Unfortunately, Western leaders have only bad alternatives. To confront Iraq militarily risks setting off a wider conflagration. To rely on economic sanctions is to hope that Saddam is responsive to the suffering of his people and to ignore the accumulated evidence that such sanctions rarely work at all and never work quickly. To hope for a disgruntled officer to turn on the Iraqi president is to forget that he eliminated many such officers and has survived many such attempts.
Some early lessons can already be drawn from the crisis:
The cold war may be ending, but regional conflicts will persist. When the Soviet Union was a global power, the potential for a regional war to be transformed into a confrontation between the USSR with the United States often worked to defuse the conflict. But the Soviet Union's desperate economic and political situation had undercut its international influence, whether in concert with or in opposition to the US. This may be a formula for a more, rather than less, dangerous world.

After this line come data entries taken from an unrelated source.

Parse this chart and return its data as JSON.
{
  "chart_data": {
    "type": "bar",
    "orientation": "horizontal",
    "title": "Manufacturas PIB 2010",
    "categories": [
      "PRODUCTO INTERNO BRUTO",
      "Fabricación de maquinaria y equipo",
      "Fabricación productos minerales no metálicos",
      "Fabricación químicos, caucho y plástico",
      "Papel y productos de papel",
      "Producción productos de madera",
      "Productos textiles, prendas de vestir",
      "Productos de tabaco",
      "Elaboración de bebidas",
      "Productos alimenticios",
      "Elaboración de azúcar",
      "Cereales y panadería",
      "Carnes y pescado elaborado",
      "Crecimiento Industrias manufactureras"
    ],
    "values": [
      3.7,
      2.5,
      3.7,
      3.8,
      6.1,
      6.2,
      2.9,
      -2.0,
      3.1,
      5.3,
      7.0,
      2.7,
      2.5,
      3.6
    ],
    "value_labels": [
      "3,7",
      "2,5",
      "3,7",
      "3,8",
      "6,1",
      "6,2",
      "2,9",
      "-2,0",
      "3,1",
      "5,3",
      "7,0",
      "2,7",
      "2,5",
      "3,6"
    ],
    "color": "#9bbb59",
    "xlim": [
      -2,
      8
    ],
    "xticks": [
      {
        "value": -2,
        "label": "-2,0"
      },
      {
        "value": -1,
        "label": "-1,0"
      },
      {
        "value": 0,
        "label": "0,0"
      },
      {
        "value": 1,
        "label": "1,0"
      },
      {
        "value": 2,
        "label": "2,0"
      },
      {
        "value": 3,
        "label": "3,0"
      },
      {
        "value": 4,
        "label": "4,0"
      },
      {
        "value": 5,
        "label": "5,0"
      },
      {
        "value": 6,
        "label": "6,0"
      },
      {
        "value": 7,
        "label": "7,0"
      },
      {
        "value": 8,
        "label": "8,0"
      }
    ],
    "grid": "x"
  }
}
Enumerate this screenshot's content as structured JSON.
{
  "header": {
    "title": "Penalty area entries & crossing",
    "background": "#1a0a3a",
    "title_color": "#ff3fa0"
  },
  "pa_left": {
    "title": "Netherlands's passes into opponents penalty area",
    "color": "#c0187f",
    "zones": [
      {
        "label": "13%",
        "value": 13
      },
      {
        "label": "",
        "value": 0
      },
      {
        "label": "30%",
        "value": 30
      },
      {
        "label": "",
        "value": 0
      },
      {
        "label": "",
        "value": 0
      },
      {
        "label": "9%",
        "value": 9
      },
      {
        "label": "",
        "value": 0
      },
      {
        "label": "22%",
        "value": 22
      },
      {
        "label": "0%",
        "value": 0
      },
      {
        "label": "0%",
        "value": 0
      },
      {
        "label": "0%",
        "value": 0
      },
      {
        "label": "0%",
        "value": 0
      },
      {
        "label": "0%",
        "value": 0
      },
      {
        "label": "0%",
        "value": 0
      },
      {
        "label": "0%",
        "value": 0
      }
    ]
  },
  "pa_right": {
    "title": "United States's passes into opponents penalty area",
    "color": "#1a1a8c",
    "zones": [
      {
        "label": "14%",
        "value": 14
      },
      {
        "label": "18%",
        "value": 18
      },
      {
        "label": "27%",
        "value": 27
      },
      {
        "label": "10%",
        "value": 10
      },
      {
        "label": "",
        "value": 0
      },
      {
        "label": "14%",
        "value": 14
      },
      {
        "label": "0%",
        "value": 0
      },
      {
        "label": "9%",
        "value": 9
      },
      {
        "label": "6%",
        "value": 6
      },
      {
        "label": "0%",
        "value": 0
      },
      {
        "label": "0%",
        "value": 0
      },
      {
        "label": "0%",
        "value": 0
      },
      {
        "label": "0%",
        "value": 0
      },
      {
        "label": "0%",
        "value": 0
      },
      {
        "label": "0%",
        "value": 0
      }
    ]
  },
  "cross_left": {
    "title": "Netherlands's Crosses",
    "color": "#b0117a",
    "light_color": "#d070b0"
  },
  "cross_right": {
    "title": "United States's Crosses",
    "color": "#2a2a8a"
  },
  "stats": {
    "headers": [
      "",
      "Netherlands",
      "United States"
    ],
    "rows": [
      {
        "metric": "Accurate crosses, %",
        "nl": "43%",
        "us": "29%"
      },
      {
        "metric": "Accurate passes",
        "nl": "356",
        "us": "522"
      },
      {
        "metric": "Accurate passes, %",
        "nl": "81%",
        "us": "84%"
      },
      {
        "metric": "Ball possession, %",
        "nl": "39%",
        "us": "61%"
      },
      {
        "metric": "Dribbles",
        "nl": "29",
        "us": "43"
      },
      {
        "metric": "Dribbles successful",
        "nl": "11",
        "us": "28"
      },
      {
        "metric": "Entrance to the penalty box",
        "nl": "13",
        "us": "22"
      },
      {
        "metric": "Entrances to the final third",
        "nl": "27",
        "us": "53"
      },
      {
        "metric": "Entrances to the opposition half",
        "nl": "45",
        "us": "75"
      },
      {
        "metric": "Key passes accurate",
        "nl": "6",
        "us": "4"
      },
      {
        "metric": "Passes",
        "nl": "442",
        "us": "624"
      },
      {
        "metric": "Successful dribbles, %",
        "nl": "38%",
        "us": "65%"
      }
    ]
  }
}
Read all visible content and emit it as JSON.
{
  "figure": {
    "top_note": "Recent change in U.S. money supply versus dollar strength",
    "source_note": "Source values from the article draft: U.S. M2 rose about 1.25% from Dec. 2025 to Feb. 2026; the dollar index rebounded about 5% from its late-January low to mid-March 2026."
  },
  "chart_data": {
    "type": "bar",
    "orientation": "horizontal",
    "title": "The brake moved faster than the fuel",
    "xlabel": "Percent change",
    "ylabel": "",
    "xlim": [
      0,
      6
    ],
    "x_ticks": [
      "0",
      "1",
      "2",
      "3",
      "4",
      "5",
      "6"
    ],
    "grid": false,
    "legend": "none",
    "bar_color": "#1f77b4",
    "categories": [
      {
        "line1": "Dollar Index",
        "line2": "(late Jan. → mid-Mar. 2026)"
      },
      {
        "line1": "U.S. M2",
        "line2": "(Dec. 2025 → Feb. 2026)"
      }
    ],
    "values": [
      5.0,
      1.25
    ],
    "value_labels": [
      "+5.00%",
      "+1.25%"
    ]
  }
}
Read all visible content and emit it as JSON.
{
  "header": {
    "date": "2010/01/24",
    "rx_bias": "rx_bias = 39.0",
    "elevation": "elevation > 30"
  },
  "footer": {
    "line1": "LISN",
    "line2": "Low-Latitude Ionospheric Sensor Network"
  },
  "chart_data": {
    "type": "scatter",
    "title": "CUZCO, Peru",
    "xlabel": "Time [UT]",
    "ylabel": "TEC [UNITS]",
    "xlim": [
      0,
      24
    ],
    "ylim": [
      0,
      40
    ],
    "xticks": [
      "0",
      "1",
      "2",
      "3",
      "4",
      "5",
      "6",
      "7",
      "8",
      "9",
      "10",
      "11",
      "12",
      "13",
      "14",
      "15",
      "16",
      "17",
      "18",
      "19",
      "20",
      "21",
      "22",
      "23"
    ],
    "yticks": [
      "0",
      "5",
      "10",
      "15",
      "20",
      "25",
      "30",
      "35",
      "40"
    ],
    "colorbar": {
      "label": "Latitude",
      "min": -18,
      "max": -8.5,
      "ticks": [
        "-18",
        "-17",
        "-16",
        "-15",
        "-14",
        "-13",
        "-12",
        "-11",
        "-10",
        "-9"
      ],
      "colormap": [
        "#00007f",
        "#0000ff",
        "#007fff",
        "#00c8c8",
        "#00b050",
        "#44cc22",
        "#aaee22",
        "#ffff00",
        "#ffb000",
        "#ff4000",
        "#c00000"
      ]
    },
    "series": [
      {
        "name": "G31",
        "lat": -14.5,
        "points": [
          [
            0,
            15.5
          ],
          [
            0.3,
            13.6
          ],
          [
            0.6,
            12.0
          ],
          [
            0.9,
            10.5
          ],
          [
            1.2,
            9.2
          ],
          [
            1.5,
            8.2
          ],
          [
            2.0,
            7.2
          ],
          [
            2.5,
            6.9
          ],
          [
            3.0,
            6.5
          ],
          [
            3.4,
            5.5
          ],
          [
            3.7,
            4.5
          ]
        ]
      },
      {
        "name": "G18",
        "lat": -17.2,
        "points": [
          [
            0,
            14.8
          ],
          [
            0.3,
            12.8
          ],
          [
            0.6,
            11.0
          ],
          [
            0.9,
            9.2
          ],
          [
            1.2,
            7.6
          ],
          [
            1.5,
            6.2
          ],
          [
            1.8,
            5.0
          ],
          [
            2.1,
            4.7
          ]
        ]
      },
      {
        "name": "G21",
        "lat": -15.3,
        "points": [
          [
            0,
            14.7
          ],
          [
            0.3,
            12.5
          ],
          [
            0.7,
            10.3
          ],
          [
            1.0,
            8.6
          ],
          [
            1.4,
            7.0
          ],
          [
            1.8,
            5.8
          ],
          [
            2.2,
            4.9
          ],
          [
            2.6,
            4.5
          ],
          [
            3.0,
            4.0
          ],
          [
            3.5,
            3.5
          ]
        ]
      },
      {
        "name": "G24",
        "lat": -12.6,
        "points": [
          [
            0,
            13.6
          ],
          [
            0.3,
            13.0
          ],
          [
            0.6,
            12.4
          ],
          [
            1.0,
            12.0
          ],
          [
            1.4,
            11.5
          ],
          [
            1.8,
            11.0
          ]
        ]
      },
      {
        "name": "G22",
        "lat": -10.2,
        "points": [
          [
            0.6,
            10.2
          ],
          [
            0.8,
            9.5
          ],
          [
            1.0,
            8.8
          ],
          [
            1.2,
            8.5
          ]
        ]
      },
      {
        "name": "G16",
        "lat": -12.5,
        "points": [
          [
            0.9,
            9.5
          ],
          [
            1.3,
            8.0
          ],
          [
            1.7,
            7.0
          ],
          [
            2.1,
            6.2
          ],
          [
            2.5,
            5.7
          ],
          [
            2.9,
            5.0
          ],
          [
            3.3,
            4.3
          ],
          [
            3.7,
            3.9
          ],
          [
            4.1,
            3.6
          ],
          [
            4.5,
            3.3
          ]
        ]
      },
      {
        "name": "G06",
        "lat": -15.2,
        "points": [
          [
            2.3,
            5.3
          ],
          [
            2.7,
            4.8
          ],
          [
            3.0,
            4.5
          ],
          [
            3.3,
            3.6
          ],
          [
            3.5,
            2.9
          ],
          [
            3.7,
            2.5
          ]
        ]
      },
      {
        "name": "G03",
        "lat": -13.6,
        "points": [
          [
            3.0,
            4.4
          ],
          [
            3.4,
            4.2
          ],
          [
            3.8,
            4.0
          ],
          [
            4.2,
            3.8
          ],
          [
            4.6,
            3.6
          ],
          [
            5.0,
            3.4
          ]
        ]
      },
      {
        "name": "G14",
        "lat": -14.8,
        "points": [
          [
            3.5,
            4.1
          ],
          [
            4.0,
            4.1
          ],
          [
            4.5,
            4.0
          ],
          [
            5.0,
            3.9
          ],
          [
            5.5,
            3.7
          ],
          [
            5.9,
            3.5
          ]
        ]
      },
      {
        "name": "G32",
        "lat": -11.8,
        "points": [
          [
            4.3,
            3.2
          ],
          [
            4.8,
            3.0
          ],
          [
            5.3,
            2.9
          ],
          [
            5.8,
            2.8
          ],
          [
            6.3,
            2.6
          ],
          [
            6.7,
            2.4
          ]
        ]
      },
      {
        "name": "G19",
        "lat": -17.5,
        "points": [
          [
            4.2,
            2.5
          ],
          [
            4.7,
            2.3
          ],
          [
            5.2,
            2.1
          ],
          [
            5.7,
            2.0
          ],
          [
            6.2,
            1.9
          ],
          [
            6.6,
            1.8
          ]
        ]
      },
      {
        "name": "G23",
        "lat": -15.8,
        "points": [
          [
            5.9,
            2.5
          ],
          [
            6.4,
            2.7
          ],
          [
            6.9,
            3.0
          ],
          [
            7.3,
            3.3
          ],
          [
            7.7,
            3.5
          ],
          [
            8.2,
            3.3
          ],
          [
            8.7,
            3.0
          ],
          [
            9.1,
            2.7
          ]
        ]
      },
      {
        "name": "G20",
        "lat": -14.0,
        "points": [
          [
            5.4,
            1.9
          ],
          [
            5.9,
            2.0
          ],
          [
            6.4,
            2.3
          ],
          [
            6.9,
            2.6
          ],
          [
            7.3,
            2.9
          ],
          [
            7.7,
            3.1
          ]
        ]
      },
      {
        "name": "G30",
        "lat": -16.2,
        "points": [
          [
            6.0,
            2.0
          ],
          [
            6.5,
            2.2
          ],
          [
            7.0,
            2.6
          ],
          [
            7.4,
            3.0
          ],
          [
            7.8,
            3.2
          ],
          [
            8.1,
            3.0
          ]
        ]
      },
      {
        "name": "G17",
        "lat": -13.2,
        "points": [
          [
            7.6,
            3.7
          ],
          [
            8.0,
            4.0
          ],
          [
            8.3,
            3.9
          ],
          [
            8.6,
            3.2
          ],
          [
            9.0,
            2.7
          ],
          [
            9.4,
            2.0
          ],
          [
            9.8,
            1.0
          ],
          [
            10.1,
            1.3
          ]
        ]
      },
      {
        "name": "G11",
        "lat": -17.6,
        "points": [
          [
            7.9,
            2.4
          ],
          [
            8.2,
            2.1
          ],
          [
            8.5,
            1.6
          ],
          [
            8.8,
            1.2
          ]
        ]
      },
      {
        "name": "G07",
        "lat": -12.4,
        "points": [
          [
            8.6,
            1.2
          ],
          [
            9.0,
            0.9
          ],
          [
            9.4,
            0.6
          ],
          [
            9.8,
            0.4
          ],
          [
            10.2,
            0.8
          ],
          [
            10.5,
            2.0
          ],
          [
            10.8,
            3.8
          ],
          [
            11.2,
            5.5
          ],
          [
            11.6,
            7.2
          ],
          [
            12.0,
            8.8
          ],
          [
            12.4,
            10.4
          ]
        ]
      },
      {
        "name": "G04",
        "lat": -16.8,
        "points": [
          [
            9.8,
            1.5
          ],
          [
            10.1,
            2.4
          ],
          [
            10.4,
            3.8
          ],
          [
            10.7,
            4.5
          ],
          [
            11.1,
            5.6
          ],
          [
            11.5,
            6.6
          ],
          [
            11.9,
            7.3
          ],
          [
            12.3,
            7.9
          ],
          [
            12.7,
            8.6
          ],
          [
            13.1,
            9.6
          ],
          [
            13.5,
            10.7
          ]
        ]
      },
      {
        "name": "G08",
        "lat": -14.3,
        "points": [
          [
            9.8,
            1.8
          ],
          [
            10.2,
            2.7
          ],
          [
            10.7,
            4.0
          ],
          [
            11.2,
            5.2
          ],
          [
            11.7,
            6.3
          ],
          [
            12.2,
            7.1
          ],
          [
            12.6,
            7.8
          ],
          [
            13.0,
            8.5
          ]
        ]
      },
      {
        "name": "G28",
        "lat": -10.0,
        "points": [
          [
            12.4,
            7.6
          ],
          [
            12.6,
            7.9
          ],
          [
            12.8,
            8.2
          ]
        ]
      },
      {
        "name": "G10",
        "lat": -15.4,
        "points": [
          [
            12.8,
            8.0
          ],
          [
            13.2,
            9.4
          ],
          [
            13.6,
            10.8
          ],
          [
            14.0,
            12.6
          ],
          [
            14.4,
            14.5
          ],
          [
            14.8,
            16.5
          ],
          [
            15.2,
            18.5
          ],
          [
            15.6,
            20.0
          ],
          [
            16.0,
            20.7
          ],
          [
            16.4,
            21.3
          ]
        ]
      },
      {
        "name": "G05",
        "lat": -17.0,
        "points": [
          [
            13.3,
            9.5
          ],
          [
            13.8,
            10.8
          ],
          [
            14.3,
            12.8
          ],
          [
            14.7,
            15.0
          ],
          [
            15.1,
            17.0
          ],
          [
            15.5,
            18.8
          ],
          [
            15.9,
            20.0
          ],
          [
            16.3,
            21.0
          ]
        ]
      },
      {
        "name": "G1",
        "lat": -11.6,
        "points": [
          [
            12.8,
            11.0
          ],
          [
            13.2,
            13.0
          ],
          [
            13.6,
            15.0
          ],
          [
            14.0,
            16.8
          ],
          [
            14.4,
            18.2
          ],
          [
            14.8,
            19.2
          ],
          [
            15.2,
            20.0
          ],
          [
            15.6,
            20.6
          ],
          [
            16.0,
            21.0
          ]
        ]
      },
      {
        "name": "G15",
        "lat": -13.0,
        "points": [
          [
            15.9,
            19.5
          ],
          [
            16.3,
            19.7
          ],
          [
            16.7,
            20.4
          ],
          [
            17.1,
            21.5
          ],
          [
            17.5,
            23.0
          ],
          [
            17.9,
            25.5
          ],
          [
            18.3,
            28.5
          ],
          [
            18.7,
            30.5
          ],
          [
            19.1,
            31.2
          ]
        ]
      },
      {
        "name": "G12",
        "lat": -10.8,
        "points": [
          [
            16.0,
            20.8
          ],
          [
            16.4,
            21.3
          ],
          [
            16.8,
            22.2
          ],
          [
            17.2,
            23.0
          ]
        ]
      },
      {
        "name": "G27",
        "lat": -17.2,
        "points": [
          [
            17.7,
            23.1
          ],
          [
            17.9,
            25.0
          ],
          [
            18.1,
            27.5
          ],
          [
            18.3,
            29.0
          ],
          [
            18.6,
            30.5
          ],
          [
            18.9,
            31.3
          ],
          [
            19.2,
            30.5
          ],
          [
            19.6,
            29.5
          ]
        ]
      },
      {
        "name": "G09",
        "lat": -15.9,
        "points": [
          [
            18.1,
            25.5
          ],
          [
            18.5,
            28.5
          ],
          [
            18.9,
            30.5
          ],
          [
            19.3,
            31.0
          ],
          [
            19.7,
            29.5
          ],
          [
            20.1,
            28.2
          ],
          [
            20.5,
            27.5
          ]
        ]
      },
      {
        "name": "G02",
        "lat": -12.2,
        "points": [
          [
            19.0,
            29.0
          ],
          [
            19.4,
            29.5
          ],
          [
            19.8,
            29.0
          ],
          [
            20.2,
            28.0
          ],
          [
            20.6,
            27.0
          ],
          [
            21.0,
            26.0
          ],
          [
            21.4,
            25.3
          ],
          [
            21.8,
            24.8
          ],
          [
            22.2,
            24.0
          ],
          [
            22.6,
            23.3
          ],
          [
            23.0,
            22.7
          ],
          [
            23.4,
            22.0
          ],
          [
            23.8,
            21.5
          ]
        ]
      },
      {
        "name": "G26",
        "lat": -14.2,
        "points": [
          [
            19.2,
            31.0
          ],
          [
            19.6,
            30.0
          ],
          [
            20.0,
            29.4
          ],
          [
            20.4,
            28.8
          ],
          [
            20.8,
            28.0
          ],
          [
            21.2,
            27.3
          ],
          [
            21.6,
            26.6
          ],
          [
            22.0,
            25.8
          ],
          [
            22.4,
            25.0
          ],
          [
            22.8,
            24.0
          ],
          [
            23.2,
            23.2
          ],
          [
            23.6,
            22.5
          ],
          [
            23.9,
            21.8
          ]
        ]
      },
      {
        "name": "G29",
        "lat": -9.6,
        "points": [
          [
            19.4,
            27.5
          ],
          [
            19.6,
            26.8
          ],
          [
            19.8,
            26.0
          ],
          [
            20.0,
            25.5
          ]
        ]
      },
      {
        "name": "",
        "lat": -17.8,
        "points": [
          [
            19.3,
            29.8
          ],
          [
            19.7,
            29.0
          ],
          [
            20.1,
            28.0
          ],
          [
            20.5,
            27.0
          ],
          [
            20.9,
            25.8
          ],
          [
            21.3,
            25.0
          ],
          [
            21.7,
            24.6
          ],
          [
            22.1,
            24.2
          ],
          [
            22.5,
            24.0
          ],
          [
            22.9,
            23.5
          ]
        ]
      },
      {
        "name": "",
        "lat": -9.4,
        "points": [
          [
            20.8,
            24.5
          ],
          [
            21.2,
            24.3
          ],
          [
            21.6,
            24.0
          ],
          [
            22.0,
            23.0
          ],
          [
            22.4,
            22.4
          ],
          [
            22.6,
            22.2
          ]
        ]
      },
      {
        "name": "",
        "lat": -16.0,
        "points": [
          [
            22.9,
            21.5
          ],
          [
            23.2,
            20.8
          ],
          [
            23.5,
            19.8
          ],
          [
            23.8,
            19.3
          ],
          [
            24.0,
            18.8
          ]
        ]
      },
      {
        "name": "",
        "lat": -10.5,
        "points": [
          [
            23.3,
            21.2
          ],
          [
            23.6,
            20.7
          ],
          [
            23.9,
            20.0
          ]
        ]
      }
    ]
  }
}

The Middle East is inherently unstable; the Arab-Israeli conflict is only one, and perhaps not even the most important, source of that instability. Yet the rest of the world has important interests in the region which are at risk when either of the two potential Gulf powers - Iraq or Iran - are dominant. Under such circumstances, the US and its allies cannot afford to disengage from the area.
The US has become too dependent on foreign oil and foreign money.
Countries that have failed to rectify domestic economic imbalances in the 1980s - and this includes the US as much as the Soviet Union and others - will now face much more difficult circumstances. Currency, commodity, money, and capital markets will be more volatile; energy prices and interest rates will be higher, and economic growth weaker; risk capital is likely to be even scarcer.
Considerable economic statesmanship (which has been noticeably absent over the past decade) will be needed to avoid a repeat of the global recession of the 1970s.